B. UNE FILIÈRE FIOUL EN MUTATION

Le seuil de 250 gCO 2 eq/KWh PCI, prévu par le décret « fioul », conduit à écarter le recours au fioul - mais aussi au charbon - pour les équipements de chauffage ou de production d'eau chaude, au 1 er juillet 2021, dans les bâtiments neufs et au 1 er janvier 2022, dans les bâtiments existants.

Quelques exceptions sont néanmoins prévues :

- en cas d' impossibilité technique liée aux caractéristiques du bâtiment ;

- en l' absence de solution de raccordement à des réseaux de chaleur ou de gaz naturel ;

- lorsque l'installation d'un nouvel équipement nécessite des travaux de renforcement sur le réseau public de distribution d'électricité.

Les représentants de la filière fioul 81 ( * ) regrettent le caractère précipité de ces interdictions , relevant que d'éventuelles interventions sont plus difficiles à mettre en oeuvre durant l'hiver.

À l'inverse, ils accueillent positivement le fait que ce seuil autorise l'utilisation du bio-fioul.

Ils relèvent cependant que le travail de normalisation de ce carburant de substitution engagé avec le Gouvernement n'est pas encore achevé, ce qui pourrait limiter en pratique son utilisation.

Pour autant, ils observent que la filière gère « sans difficulté particulière » une décroissance du nombre d'équipements, de 3 % par an, par attrition du nombre d'entreprises : seules substitueront 400 à 700 unités en 2030, contre 1800 vingt ans auparavant.

L'étude commandée par le Sénat anticipe elle aussi des évolutions majeures pour la filière du fioul.

Si 65 460 chaudières au fioul , dans le secteur résidentiel, et 400 000 m 2 de surfaces chauffées au fioul , dans ce même résidentiel, sont retirés annuellement , ces tendances vont se poursuivre ses prochaines années.

Les consommateurs étant enclins à se reporter des chaudières au fioul vers les chaudières à condensation gaz, il en résultera un transfert de la filière fioul à la filière gaz de 220 M d'euros , dans le secteur résidentiel, et de 2 M d'euros, dans le secteur tertiaire.

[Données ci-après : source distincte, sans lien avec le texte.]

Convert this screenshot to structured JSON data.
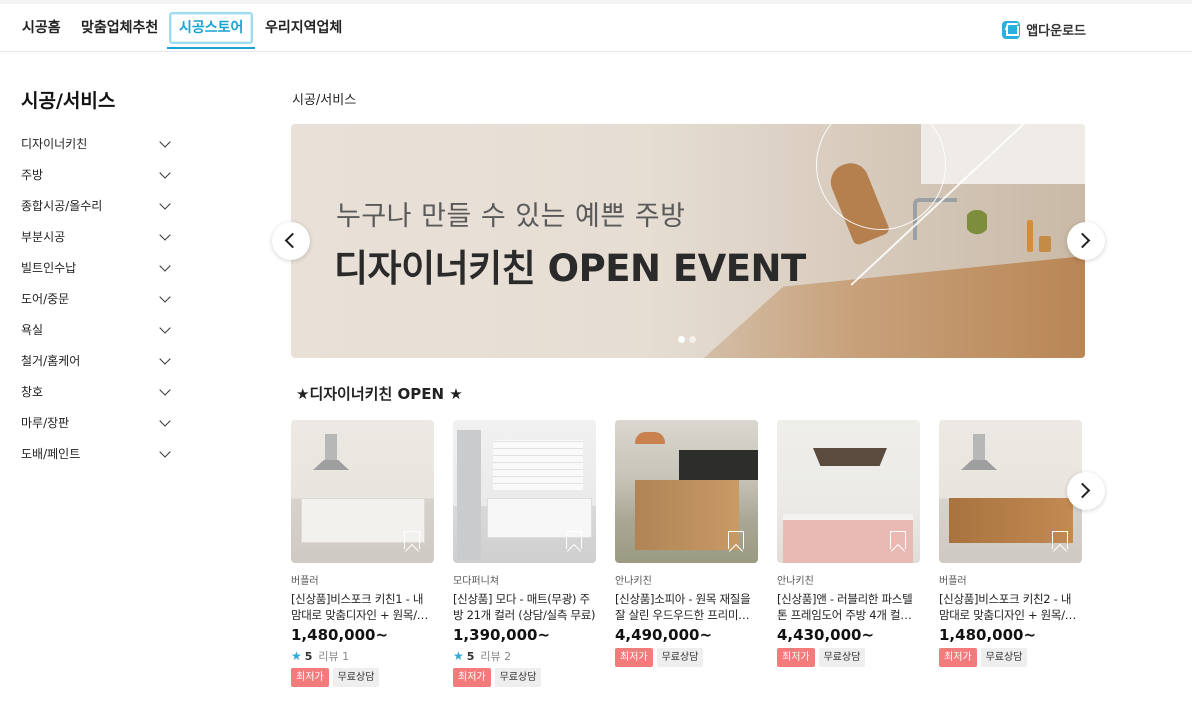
{
  "nav": {
    "tabs": [
      "시공홈",
      "맞춤업체추천",
      "시공스토어",
      "우리지역업체"
    ],
    "active_tab": "시공스토어",
    "app_download": "앱다운로드"
  },
  "sidebar": {
    "title": "시공/서비스",
    "items": [
      "디자이너키친",
      "주방",
      "종합시공/올수리",
      "부분시공",
      "빌트인수납",
      "도어/중문",
      "욕실",
      "철거/홈케어",
      "창호",
      "마루/장판",
      "도배/페인트"
    ]
  },
  "breadcrumb": "시공/서비스",
  "banner": {
    "subtitle": "누구나 만들 수 있는 예쁜 주방",
    "title": "디자이너키친 OPEN EVENT",
    "slide_count": 2,
    "active_slide": 1
  },
  "section": {
    "title": "★디자이너키친 OPEN ★"
  },
  "products": [
    {
      "brand": "버플러",
      "name": "[신상품]비스포크 키친1 - 내 맘대로 맞춤디자인 + 원목/…",
      "price": "1,480,000~",
      "rating": "5",
      "reviews": "리뷰 1",
      "tags": [
        "최저가",
        "무료상담"
      ]
    },
    {
      "brand": "모다퍼니쳐",
      "name": "[신상품] 모다 - 매트(무광) 주방 21개 컬러 (상담/실측 무료)",
      "price": "1,390,000~",
      "rating": "5",
      "reviews": "리뷰 2",
      "tags": [
        "최저가",
        "무료상담"
      ]
    },
    {
      "brand": "안나키친",
      "name": "[신상품]소피아 - 원목 재질을 잘 살린 우드우드한 프리미…",
      "price": "4,490,000~",
      "rating": "",
      "reviews": "",
      "tags": [
        "최저가",
        "무료상담"
      ]
    },
    {
      "brand": "안나키친",
      "name": "[신상품]앤 - 러블리한 파스텔톤 프레임도어 주방 4개 컬…",
      "price": "4,430,000~",
      "rating": "",
      "reviews": "",
      "tags": [
        "최저가",
        "무료상담"
      ]
    },
    {
      "brand": "버플러",
      "name": "[신상품]비스포크 키친2 - 내 맘대로 맞춤디자인 + 원목/…",
      "price": "1,480,000~",
      "rating": "",
      "reviews": "",
      "tags": [
        "최저가",
        "무료상담"
      ]
    }
  ],
  "colors": {
    "accent": "#1aa3d0",
    "tag_low_price": "#f47b7b",
    "star": "#32a9d9"
  }
}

Les coûts d'acquisition des équipements précités étant « équivalents » mais le coût de la consommation de gaz étant « moins élevé » que celui du fioul, l'étude considère que « pour le consommateur final [...] le coût du décret sera neutre ».

Convaincu de la nécessité de permettre le verdissement du parc de chaudières au fioul, encore utilisées par quelque 4 millions de foyers 82 ( * ) , le rapporteur estime judicieux d'achever le travail de normalisation du bio-fioul parallèlement à l'application de la RE2020 et du décret « fioul ».

10. Achever le travail de normalisation du bio-fioul parallèlement à l'application de la RE2020 et du décret « fioul ».


* 81 Fédération française des combustibles, carburants & chauffage (FF3C).

* 82 Fédération française des combustibles, carburants & chauffage (FF3C).